The next task was to make sure no more washing day sock horrors occur: I was in need of a lingerie bag to protect my hand-knitted delicates from the ravages of the
husband washing machine. In the past I’ve used a bought bag made of mesh with a zip along the top, but the mesh was quite large and bra hooks caught in it very readily, while the zip had a tendency to come undone. I replaced that with a cylindrical bag I made from plain net curtain fabric closed by a drawstring fastened with a spring toggle, but that wasn’t a complete success either because the contents of the bag collected in a tangle at the bottom. They took a lot of separating and probably didn’t get a very thorough wash. I came to the conclusion that a flat, rectangular bag is probably best to give a big surface to volume ratio, allowing the wash water and rinse water to pass through easily.
Amongst my fabric stash I found two long thin rectangles of white netting, both the same size and shape but one with silver stars all over it has a slightly smaller mesh. I wonder what I bought them for – one of life’s mysteries. I also looked for some conventional fabric to strengthen the seams because sewing netting is tricky, there are more holes than threads which means most of the stitches don’t actually do anything useful, and it stretches horribly. I wanted something hardwearing that wouldn’t hold too much moisture, and a couple of offcuts of polycotton sheeting seemed to fit the bill.
Next I needed to fasten the bag securely. Maybe an nylon invisible zip? They always require a good hard pull to open and close them, although they can be prone to sticking after a few years’ use. I didn’t have one of the right length anyway, and I was reluctant to cut down a longer one. I had a look online to see if anyone had a better idea for closing lingerie bags. Velcro is no good because it attaches itself to knits like a limpet to rock, and a simple buttoned fastening would have gaps between the buttons that would allow things in and out of the bag while it’s churning around in the machine. I came across this Simple Mesh Bag tutorial on the Inspired Wren’s blog.
Here are the end results. I followed the Inspired Wren’s instructions, apart from a different closure and a different size of bag – I just used the whole piece of starry netting cut into two. I didn’t have any matching thread, unfortunately.

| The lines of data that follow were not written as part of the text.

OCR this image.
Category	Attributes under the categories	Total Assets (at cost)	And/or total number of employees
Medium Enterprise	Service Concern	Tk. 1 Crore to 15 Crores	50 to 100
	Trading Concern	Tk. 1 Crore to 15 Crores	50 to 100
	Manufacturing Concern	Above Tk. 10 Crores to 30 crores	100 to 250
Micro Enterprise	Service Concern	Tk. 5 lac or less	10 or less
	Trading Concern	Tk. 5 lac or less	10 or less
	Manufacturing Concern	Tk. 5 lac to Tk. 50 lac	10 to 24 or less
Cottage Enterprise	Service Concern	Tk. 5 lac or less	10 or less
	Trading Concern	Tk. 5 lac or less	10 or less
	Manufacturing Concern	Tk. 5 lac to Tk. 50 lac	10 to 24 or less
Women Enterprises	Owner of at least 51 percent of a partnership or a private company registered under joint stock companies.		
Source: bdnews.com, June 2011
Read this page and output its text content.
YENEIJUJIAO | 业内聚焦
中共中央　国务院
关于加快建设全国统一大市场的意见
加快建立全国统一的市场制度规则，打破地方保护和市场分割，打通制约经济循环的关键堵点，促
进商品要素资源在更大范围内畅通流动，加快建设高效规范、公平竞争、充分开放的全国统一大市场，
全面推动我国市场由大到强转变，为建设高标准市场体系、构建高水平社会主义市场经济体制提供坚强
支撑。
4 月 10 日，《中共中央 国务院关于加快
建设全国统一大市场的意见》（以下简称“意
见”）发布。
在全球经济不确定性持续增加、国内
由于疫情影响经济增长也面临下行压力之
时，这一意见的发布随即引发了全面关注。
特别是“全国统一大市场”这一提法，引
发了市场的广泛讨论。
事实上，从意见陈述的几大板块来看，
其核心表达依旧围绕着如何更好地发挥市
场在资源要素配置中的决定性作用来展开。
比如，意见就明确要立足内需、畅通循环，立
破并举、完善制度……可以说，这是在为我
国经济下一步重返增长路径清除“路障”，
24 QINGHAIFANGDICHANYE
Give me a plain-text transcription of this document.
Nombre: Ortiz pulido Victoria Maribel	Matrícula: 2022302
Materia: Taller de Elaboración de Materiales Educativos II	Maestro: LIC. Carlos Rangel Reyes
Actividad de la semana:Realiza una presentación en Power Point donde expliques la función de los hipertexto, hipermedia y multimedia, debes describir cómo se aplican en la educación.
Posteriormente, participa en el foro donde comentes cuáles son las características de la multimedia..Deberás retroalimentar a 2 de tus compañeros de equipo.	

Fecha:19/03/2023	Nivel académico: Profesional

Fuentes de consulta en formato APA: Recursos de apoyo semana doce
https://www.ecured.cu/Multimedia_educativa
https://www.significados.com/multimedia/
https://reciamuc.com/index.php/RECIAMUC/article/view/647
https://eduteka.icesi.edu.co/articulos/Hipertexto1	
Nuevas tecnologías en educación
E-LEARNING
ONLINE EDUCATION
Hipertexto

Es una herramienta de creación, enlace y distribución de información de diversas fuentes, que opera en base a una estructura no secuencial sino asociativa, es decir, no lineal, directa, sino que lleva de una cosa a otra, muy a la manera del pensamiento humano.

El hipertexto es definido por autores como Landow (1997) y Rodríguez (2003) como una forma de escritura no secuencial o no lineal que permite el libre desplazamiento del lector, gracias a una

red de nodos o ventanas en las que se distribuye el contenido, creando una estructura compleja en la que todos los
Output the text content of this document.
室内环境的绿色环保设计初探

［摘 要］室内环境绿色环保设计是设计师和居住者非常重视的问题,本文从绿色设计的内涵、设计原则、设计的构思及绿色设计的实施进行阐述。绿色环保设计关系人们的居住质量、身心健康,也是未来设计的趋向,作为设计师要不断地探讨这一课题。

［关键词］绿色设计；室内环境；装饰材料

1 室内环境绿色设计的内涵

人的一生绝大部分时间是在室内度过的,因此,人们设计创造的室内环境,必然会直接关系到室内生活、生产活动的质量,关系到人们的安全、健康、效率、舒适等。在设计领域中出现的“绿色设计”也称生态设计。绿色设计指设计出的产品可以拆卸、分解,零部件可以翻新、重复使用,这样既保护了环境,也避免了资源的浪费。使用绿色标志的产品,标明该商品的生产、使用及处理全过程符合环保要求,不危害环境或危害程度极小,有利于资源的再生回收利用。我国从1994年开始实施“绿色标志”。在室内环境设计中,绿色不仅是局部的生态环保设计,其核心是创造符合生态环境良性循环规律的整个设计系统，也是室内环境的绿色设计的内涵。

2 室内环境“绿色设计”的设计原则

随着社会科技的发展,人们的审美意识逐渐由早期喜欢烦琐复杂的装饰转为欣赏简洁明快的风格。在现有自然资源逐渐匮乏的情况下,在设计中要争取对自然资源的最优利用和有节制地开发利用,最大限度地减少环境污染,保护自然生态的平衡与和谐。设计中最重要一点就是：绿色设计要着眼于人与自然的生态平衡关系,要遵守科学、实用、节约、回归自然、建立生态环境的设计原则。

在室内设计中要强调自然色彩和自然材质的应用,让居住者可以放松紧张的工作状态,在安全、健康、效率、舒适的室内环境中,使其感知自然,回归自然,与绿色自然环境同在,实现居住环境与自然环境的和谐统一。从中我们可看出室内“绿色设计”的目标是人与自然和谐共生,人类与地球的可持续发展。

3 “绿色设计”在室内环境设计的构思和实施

The original version has a foldover top that is secured with a single press stud in the middle. I don’t have any of the type of snap that’s attached using a tool, but I do have a length of tape with attached poppers left over from making duvet covers. I liked this design immediately – the foldover opening will stay closed even through a spin cycle with just a few snaps to keep it in place, while getting things in and out of the bag is even easier than for a zip, because the whole of the top of the bag is open when the flap is folded back on itself.
These lingerie bags would certainly be prettier made from a printed craft cotton like the Inspired Wren version, but once again I’ve chosen substance over style. I’m tempted to make a couple more out of the plain white netting, then I can wash just one or two pairs of socks per bag and have enough to use when travelling to prevent things like tights and silk scarves from getting snagged in a suitcase or drawer.
* Marks and Spencer – knicker suppliers to more than a quarter of British women.